O filme mostra a história de Dona Hermínia e sua família. Dona de casa, separada e com dois adolescentes, a jovem senhora se mete nas maiores confusões sempre pensando em proteger seus filhos. Assim, fazemos uma viagem ao passado dessa família, focando na relação entre pais e filhos. Por meio de flashbacks, somos apresentados a esse grupo que se mete em diversas situações cômicas. Temas como: primeiro namorado, obesidade, sexualidade são abordados de maneira leve e descontraída. É um grande stand up comedy de Paulo Gustavo, o ator domina sua criação do começo ao fim.

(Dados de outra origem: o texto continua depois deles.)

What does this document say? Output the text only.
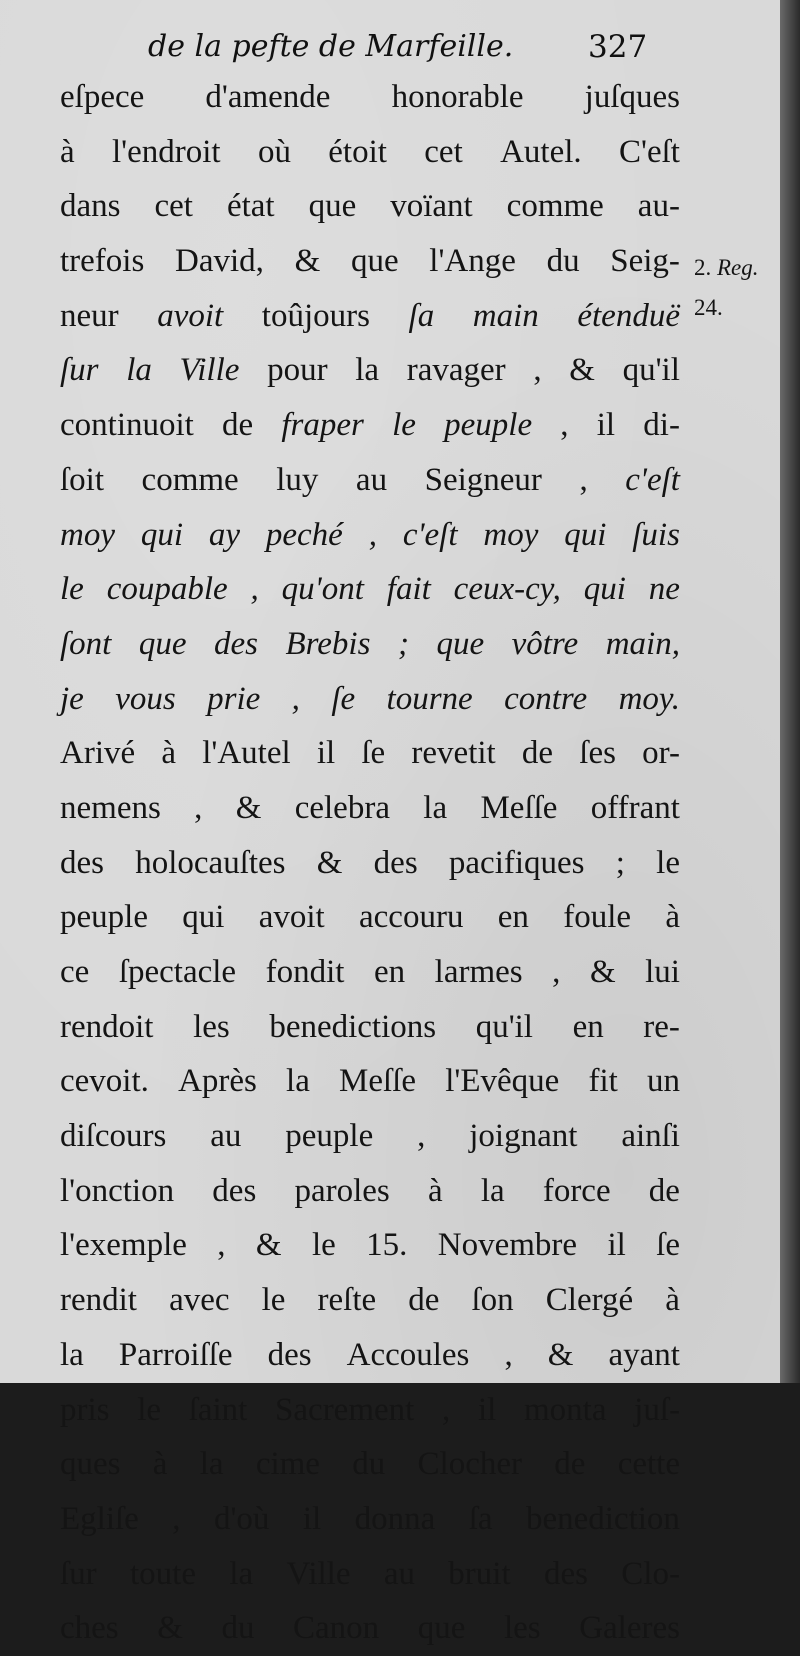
de la pefte de Marfeille.	327
eſpece d'amende honorable juſques
à l'endroit où étoit cet Autel. C'eſt
dans cet état que voïant comme au-
trefois David, & que l'Ange du Seig-
neur avoit toûjours ſa main étenduë
ſur la Ville pour la ravager , & qu'il
continuoit de fraper le peuple , il di-
ſoit comme luy au Seigneur , c'eſt
moy qui ay peché , c'eſt moy qui ſuis
le coupable , qu'ont fait ceux-cy, qui ne
ſont que des Brebis ; que vôtre main,
je vous prie , ſe tourne contre moy.
Arivé à l'Autel il ſe revetit de ſes or-
nemens , & celebra la Meſſe offrant
des holocauſtes & des pacifiques ; le
peuple qui avoit accouru en foule à
ce ſpectacle fondit en larmes , & lui
rendoit les benedictions qu'il en re-
cevoit. Après la Meſſe l'Evêque fit un
diſcours au peuple , joignant ainſi
l'onction des paroles à la force de
l'exemple , & le 15. Novembre il ſe
rendit avec le reſte de ſon Clergé à
la Parroiſſe des Accoules , & ayant
pris le ſaint Sacrement , il monta juſ-
ques à la cime du Clocher de cette
Egliſe , d'où il donna ſa benediction
ſur toute la Ville au bruit des Clo-
ches & du Canon que les Galeres
2. Reg.
24.
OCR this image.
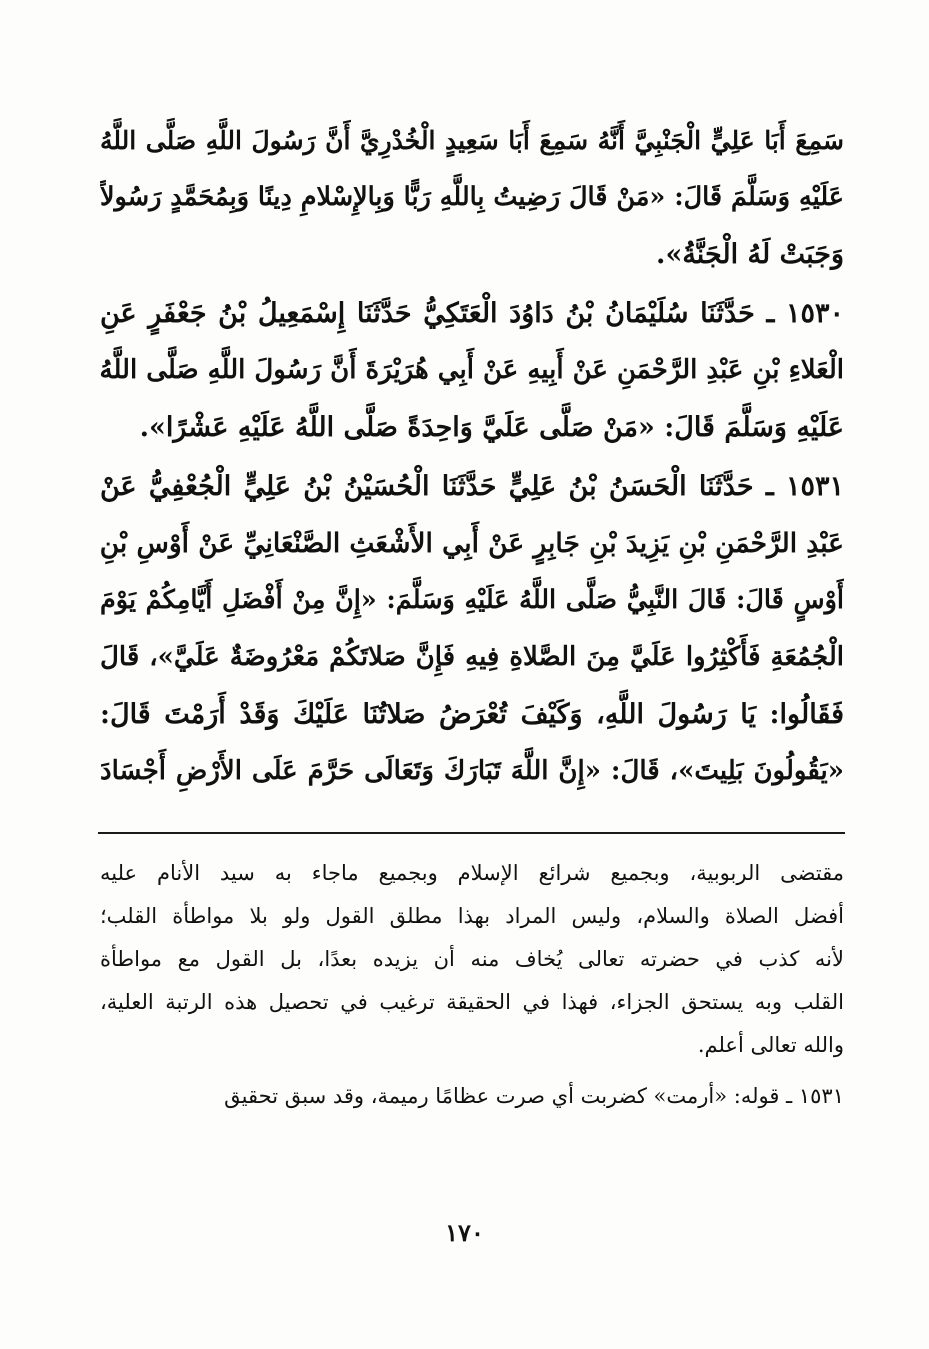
سَمِعَ أَبَا عَلِيٍّ الْجَنْبِيَّ أَنَّهُ سَمِعَ أَبَا سَعِيدٍ الْخُدْرِيَّ أَنَّ رَسُولَ اللَّهِ صَلَّى اللَّهُ
عَلَيْهِ وَسَلَّمَ قَالَ: «مَنْ قَالَ رَضِيتُ بِاللَّهِ رَبًّا وَبِالإِسْلامِ دِينًا وَبِمُحَمَّدٍ رَسُولاً
وَجَبَتْ لَهُ الْجَنَّةُ».
١٥٣٠ ـ حَدَّثَنَا سُلَيْمَانُ بْنُ دَاوُدَ الْعَتَكِيُّ حَدَّثَنَا إِسْمَعِيلُ بْنُ جَعْفَرٍ عَنِ
الْعَلاءِ بْنِ عَبْدِ الرَّحْمَنِ عَنْ أَبِيهِ عَنْ أَبِي هُرَيْرَةَ أَنَّ رَسُولَ اللَّهِ صَلَّى اللَّهُ
عَلَيْهِ وَسَلَّمَ قَالَ: «مَنْ صَلَّى عَلَيَّ وَاحِدَةً صَلَّى اللَّهُ عَلَيْهِ عَشْرًا».
١٥٣١ ـ حَدَّثَنَا الْحَسَنُ بْنُ عَلِيٍّ حَدَّثَنَا الْحُسَيْنُ بْنُ عَلِيٍّ الْجُعْفِيُّ عَنْ
عَبْدِ الرَّحْمَنِ بْنِ يَزِيدَ بْنِ جَابِرٍ عَنْ أَبِي الأَشْعَثِ الصَّنْعَانِيِّ عَنْ أَوْسِ بْنِ
أَوْسٍ قَالَ: قَالَ النَّبِيُّ صَلَّى اللَّهُ عَلَيْهِ وَسَلَّمَ: «إِنَّ مِنْ أَفْضَلِ أَيَّامِكُمْ يَوْمَ
الْجُمُعَةِ فَأَكْثِرُوا عَلَيَّ مِنَ الصَّلاةِ فِيهِ فَإِنَّ صَلاتَكُمْ مَعْرُوضَةٌ عَلَيَّ»، قَالَ
فَقَالُوا: يَا رَسُولَ اللَّهِ، وَكَيْفَ تُعْرَضُ صَلاتُنَا عَلَيْكَ وَقَدْ أَرَمْتَ قَالَ:
«يَقُولُونَ بَلِيتَ»، قَالَ: «إِنَّ اللَّهَ تَبَارَكَ وَتَعَالَى حَرَّمَ عَلَى الأَرْضِ أَجْسَادَ
مقتضى الربوبية، وبجميع شرائع الإسلام وبجميع ماجاء به سيد الأنام عليه
أفضل الصلاة والسلام، وليس المراد بهذا مطلق القول ولو بلا مواطأة القلب؛
لأنه كذب في حضرته تعالى يُخاف منه أن يزيده بعدًا، بل القول مع مواطأة
القلب وبه يستحق الجزاء، فهذا في الحقيقة ترغيب في تحصيل هذه الرتبة العلية،
والله تعالى أعلم.
١٥٣١ ـ قوله: «أرمت» كضربت أي صرت عظامًا رميمة، وقد سبق تحقيق
١٧٠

O roteiro encosta na comédia pastelão mas se recupera, focando nos dramas cômicos dos personagens, encontrando uma fórmula de sucesso e por isso se diferenciando das outras comédias nacionais do gênero. Os parênteses que são abertos, se fecham com certo dinamismo, como todo bom roteiro deve ser.

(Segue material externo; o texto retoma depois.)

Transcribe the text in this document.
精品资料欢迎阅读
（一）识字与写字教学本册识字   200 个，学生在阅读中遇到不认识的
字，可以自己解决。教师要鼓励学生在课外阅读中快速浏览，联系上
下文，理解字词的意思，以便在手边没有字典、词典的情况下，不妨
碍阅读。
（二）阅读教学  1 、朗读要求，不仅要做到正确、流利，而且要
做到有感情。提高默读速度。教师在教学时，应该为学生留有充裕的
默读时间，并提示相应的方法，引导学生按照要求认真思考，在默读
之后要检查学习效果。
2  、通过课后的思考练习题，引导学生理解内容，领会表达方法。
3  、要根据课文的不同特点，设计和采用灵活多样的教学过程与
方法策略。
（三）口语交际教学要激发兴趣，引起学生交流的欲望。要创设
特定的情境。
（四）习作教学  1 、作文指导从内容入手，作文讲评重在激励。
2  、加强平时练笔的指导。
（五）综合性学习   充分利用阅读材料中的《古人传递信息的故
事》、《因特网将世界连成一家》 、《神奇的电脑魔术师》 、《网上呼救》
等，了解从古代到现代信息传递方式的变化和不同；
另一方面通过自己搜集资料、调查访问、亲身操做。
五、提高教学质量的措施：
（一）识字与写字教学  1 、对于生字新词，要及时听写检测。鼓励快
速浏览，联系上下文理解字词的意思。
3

Alguns vão achar que o longa metragem parece um seriado de televisão. Há momentos que temos a sensação de que colocaram a primeira temporada de uma série e apertaram o play mas surpreendentemente isso não é algo que fica ruim na telona. Dona Hermínia, uma mulher de atitude, dos tempos de Woodstock, é uma personagem genial. Só por esse fato o filme ganha forças e segue em frente.

A escandalosa personagem criada por Paulo Gustavo conta com personagens coadjuvantes que preenchem muito bem as lacunas deixadas. A grande Suely franco se encaixa muito bem no da tia da protagonista, aparecendo em um dos arcos do filme. A única que parece estar perdida é a personagem de Alexandra Richter que não encontra sua função na trama, fato que é esquecido quando colocamos tudo no liquidificador das licenças poéticas.

Os risos são garantidos. Com impagáveis créditos finais (onde conhecemos a verdadeira inspiração para o personagem principal), Paulo Gustavo e companhia conseguem reproduzir nas telonas o grande sucesso do teatro, Minha Mãe é uma Peça já levou mais de um milhão de pessoas aos teatros e com certeza o público vai voltar para conferir nos cinemas as novas aventuras da Dona Hermínia. Gosta de rir? Não perca esse bom trabalho made in Brasil!